Performance Limits of Single-Anchor Millimeter-Wave Positioning

TL;DR

This paper analyzes the fundamental limits of single-anchor millimeter-wave positioning using MIMO-OFDM channels, revealing how NLOS paths and mobility influence accuracy and comparing uplink and downlink performance.

Contribution

It provides asymptotic Fisher information expressions for position, orientation, and velocity, and studies the effects of synchronization errors, mobility, and system constraints on accuracy.

Findings

NLOS paths can be used to estimate synchronization errors.

Mobility improves NLOS-only positioning performance.

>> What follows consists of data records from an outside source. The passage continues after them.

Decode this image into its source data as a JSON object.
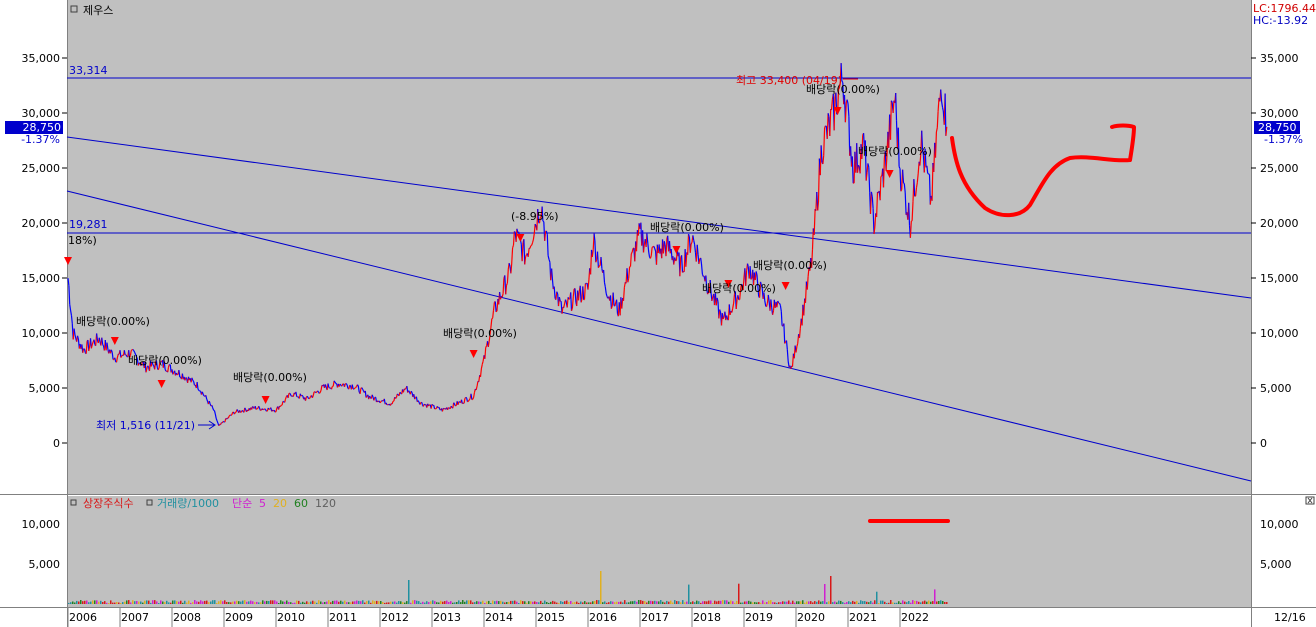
{
  "window": {
    "title": "제우스",
    "lc_label": "LC:1796.44",
    "hc_label": "HC:-13.92",
    "date_label": "12/16"
  },
  "price_panel": {
    "current_price": "28,750",
    "current_change": "-1.37%",
    "resistance_label": "33,314",
    "support_label": "19,281",
    "left_pct_label": "18%)",
    "high_annotation": "최고 33,400 (04/19)",
    "low_annotation": "최저 1,516 (11/21)",
    "dividend_labels": [
      "배당락(0.00%)",
      "배당락(0.00%)",
      "배당락(0.00%)",
      "배당락(0.00%)",
      "(-8.95%)",
      "배당락(0.00%)",
      "배당락(0.00%)",
      "배당락(0.00%)",
      "배당락(0.00%)",
      "배당락(0.00%)"
    ]
  },
  "volume_panel": {
    "legend": [
      {
        "text": "상장주식수",
        "color": "#d81818"
      },
      {
        "text": "거래량/1000",
        "color": "#2090a0"
      },
      {
        "text": "단순",
        "color": "#d020d0"
      },
      {
        "text": "5",
        "color": "#d020d0"
      },
      {
        "text": "20",
        "color": "#e0b020"
      },
      {
        "text": "60",
        "color": "#208020"
      },
      {
        "text": "120",
        "color": "#606060"
      }
    ]
  },
  "colors": {
    "background": "#c0c0c0",
    "up_candle": "#ff0000",
    "down_candle": "#0000ff",
    "trendline": "#0000cc",
    "drawing": "#ff0000"
  },
  "chart_data": {
    "type": "line",
    "title": "제우스",
    "x_ticks": [
      "2006",
      "2007",
      "2008",
      "2009",
      "2010",
      "2011",
      "2012",
      "2013",
      "2014",
      "2015",
      "2016",
      "2017",
      "2018",
      "2019",
      "2020",
      "2021",
      "2022"
    ],
    "y_ticks": [
      "35,000",
      "30,000",
      "25,000",
      "20,000",
      "15,000",
      "10,000",
      "5,000",
      "0"
    ],
    "ylim": [
      -1000,
      38000
    ],
    "volume_y_ticks": [
      "10,000",
      "5,000"
    ],
    "volume_ylim": [
      0,
      13000
    ],
    "series": [
      {
        "values": [
          [
            2006.0,
            15000
          ],
          [
            2006.1,
            10000
          ],
          [
            2006.3,
            8500
          ],
          [
            2006.6,
            9500
          ],
          [
            2006.9,
            7800
          ],
          [
            2007.2,
            8200
          ],
          [
            2007.5,
            6900
          ],
          [
            2007.8,
            7200
          ],
          [
            2008.2,
            6200
          ],
          [
            2008.5,
            5200
          ],
          [
            2008.8,
            3000
          ],
          [
            2008.9,
            1516
          ],
          [
            2009.2,
            2800
          ],
          [
            2009.6,
            3200
          ],
          [
            2010.0,
            3000
          ],
          [
            2010.3,
            4500
          ],
          [
            2010.6,
            4000
          ],
          [
            2010.9,
            5000
          ],
          [
            2011.2,
            5400
          ],
          [
            2011.5,
            5200
          ],
          [
            2011.8,
            4200
          ],
          [
            2012.2,
            3600
          ],
          [
            2012.5,
            5000
          ],
          [
            2012.8,
            3600
          ],
          [
            2013.2,
            3000
          ],
          [
            2013.5,
            3600
          ],
          [
            2013.8,
            4300
          ],
          [
            2014.0,
            7500
          ],
          [
            2014.2,
            12000
          ],
          [
            2014.5,
            15500
          ],
          [
            2014.6,
            19000
          ],
          [
            2014.8,
            17000
          ],
          [
            2015.1,
            21800
          ],
          [
            2015.3,
            15000
          ],
          [
            2015.5,
            12000
          ],
          [
            2015.7,
            13000
          ],
          [
            2016.0,
            14000
          ],
          [
            2016.1,
            18500
          ],
          [
            2016.4,
            13500
          ],
          [
            2016.6,
            12000
          ],
          [
            2016.8,
            16000
          ],
          [
            2017.0,
            19000
          ],
          [
            2017.3,
            17000
          ],
          [
            2017.5,
            18000
          ],
          [
            2017.8,
            16000
          ],
          [
            2018.0,
            18800
          ],
          [
            2018.3,
            14500
          ],
          [
            2018.6,
            11000
          ],
          [
            2018.9,
            13500
          ],
          [
            2019.1,
            16000
          ],
          [
            2019.4,
            13000
          ],
          [
            2019.7,
            12000
          ],
          [
            2019.9,
            6500
          ],
          [
            2020.1,
            11000
          ],
          [
            2020.3,
            16500
          ],
          [
            2020.5,
            27000
          ],
          [
            2020.7,
            29500
          ],
          [
            2020.9,
            33400
          ],
          [
            2021.1,
            25000
          ],
          [
            2021.3,
            27000
          ],
          [
            2021.5,
            20000
          ],
          [
            2021.7,
            25000
          ],
          [
            2021.9,
            31500
          ],
          [
            2022.0,
            25000
          ],
          [
            2022.2,
            20000
          ],
          [
            2022.4,
            27500
          ],
          [
            2022.6,
            22000
          ],
          [
            2022.8,
            33000
          ],
          [
            2022.9,
            28750
          ]
        ]
      }
    ]
  }
}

Uplink and downlink positioning accuracies are equivalent at same SNR.

Abstract

The fundamental limits of single-anchor multi-antenna positioning are investigated. Exploiting the structure of the multiple input-multiple output-orthogonal frequency division multiplexing (MIMO-OFDM) channel at millimeter-wave frequencies, we present geometrically intuitive asymptotic expressions for the Fisher information on position, orientation and velocity for large bandwidth and number of antennas. The effects of synchronization errors and mobility are studied and it is shown that non-line-of-sight (NLOS) paths can be used to estimate the synchronization error and drastically improve the positioning performance. We also find that, in the presence of line-of-sight (LOS), mobility has a small impact on the achievable positioning accuracy, but in the NLOS-only scenario it can significantly improve the achievable performance, depending on the variance of the synchronization error. Finally, considering a communication system with device-specific transmission and reception constraints, we compare the positioning accuracy between the downlink and the uplink and show that they are equivalent under the same signal-to-noise ratio (SNR).